Lizenz: Hohenheimer Lizenzvertrag Veröffentlichungsvertrag mit der Universitätsbibliothek Hohenheim
 
Kurzfassung auf Deutsch: Obsoleszenz ist ein Thema – auch bei Lebensmitteln. Der in populär-wissenschaftlichen Veröffentlichungen gehegte Verdacht einer mehr oder weniger ausgeprägten Beteiligung der produktiven Akteure der Lebensmittelwertschöpfungskette am vorzeitigen Verderb von Lebensmittel ist zutreffend. Zumindest bestätigen dies Experten aus Wissenschaft und Lebensmittel-Praxis bei einer Expertenbefragung im Jahr 2015, die in dem vorliegenden Bericht vorgestellt wird. Die Experten bestätigen damit die Kernfrage dieser Untersuchung, die sich mit der Relevanz des Begriffs befasst und prüft, ob Obsoleszenz ein Thema auch bei Lebensmitteln und nicht nur bei Gebrauchsgütern ist, an denen alleine die derzeitige Obsoleszenz-Debatte ansetzt. Es ist die Mehrheit der 19 befragten Wissenschaftler und Praktiker entlang der Wertschöpfungskette Lebensmittel, die diese Sichtweise teilen. Es stimmen dieser jedoch nicht alle zu; das Thema polarisiert vor allem die Wissenschaftler. Letztlich sind nicht die Probleme der Ressourcenverschwendung und sozialen Disparität durch Lebensmittelabfälle strittig, gleich aus welchen Gründen auch immer sie entstanden sind. Vielmehr ist umstritten, wer verantwortlich ist und welche Bezeichnung verwendet werden sollte, wenn Lebensmittel vorzeitig verderben oder frühzeitig weggeworfen werden: Obsoleszenz, Lebensmittelverschwendung, Vermeidung oder anderes.

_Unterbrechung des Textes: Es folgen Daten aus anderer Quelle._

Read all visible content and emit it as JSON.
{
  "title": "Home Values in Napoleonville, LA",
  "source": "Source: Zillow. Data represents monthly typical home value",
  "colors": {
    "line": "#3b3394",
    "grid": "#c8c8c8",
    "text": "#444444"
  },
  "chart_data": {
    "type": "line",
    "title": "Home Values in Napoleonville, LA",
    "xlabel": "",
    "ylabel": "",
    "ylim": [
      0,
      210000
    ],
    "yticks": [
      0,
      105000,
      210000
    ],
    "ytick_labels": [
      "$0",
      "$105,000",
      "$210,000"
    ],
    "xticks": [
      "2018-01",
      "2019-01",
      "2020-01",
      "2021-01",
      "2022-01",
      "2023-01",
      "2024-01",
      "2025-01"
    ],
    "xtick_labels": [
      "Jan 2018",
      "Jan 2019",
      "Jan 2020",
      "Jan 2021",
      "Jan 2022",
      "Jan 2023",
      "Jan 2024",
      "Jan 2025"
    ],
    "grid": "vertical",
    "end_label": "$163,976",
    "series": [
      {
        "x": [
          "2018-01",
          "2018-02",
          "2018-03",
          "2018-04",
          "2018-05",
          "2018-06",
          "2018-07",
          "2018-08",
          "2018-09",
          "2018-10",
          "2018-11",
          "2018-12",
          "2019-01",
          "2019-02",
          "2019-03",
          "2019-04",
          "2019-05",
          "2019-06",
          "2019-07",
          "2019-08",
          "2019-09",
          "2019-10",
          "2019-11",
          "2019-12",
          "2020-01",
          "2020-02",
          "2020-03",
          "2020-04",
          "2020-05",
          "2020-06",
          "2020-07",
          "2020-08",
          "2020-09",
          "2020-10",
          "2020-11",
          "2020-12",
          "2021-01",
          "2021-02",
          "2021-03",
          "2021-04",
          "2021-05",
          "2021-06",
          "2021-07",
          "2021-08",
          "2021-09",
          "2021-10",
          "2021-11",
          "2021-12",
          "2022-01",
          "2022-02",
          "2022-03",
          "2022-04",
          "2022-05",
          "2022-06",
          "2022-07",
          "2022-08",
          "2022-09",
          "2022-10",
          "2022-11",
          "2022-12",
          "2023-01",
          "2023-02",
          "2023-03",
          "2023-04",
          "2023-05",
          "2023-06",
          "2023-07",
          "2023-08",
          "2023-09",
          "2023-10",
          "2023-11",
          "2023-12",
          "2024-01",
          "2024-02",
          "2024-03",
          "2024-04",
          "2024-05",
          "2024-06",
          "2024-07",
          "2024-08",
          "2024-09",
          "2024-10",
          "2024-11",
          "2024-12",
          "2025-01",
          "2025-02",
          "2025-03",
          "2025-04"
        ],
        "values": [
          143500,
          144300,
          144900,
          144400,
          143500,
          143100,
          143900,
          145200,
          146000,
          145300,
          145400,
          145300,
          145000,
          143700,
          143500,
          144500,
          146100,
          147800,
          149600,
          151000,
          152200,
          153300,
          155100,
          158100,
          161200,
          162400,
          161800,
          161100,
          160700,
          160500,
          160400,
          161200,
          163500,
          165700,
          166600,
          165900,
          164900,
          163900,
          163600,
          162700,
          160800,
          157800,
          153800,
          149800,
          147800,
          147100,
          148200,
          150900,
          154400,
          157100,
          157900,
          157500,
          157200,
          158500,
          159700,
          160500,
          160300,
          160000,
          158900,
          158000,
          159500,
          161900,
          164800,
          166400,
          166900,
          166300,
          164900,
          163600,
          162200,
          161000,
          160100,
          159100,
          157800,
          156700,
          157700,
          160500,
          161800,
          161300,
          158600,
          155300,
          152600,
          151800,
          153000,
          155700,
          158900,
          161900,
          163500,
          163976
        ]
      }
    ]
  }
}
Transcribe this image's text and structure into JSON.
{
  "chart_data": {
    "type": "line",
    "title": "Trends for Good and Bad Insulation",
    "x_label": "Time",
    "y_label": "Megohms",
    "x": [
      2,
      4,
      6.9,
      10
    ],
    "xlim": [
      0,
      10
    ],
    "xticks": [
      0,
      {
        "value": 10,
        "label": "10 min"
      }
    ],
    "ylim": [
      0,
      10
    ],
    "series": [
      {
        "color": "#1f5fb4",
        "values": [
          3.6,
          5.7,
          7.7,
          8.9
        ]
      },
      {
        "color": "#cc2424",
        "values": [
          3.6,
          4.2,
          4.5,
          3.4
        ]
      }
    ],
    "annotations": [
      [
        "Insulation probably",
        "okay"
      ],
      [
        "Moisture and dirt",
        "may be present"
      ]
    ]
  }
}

Die daran anschließende Frage, welche Vorteile oder welchen Mehrwert es habe, wenn Lebensmittelabfälle in die Obsoleszenz-Debatte eingeführt werden, oder umgekehrt, Lebensmittelabfälle mit der Brille der Obsoleszenz-Debatte betrachtet werden, nimmt genau dieses in den Blick. Hervorzuheben sind hierzu folgende Schlüsselthemen:
1) Vermeidung willkürlicher Deutungshoheiten: Die Verlagerung eines Begriffs und das Generieren von Deutungshoheiten zur (geplanten) Obsoleszenz nur in bestimmten Branchen ist willkürlich. Es fehlen objektive Gründe, Obsoleszenz ausschließlich bei Gebrauchsgütern oder nur technischen Geräten anzuwenden. Die Hintergründe und Zusammenhänge einer vorzeitigen Alterung von Produkten fallen in vielen Aspekten gleich aus, unabhängig von der Art der Branche, der Art des Produkts oder dessen Lebensdauer. Die Probleme und Ursachen des unnötigen Ressourcenverbrauchs entstehen entlang der Wertschöpfungskette aufgrund der Prozesse und Gepflogenheiten auf allen Märkten moderner und innovativer Gesellschaften.
2) Korrektiv der Verbraucherverantwortung: Das Adressieren der Hersteller und der Händler stellt ein Korrektiv in der Verantwortungszuweisung von Lebensmittelabfällen dar, die gerade im Bereich der Lebensmittel derzeit zu stark am Verbraucher aufgehängt wird. Das Ziel der Reduzierung von Ressourcenverschwendung ist insgesamt unstrittig und sollte nicht nur den Weg des geringsten Widerstands gehen und dabei bevorzugt Verbraucher adressieren. Mit dem Korrektiv der Verbraucherverantwortung ist auch ein Korrektiv in den Lösungsansätzen, mit einer größeren Vielfalt entlang der gesamten Wertschöpfungskette von Lebensmitteln, möglich.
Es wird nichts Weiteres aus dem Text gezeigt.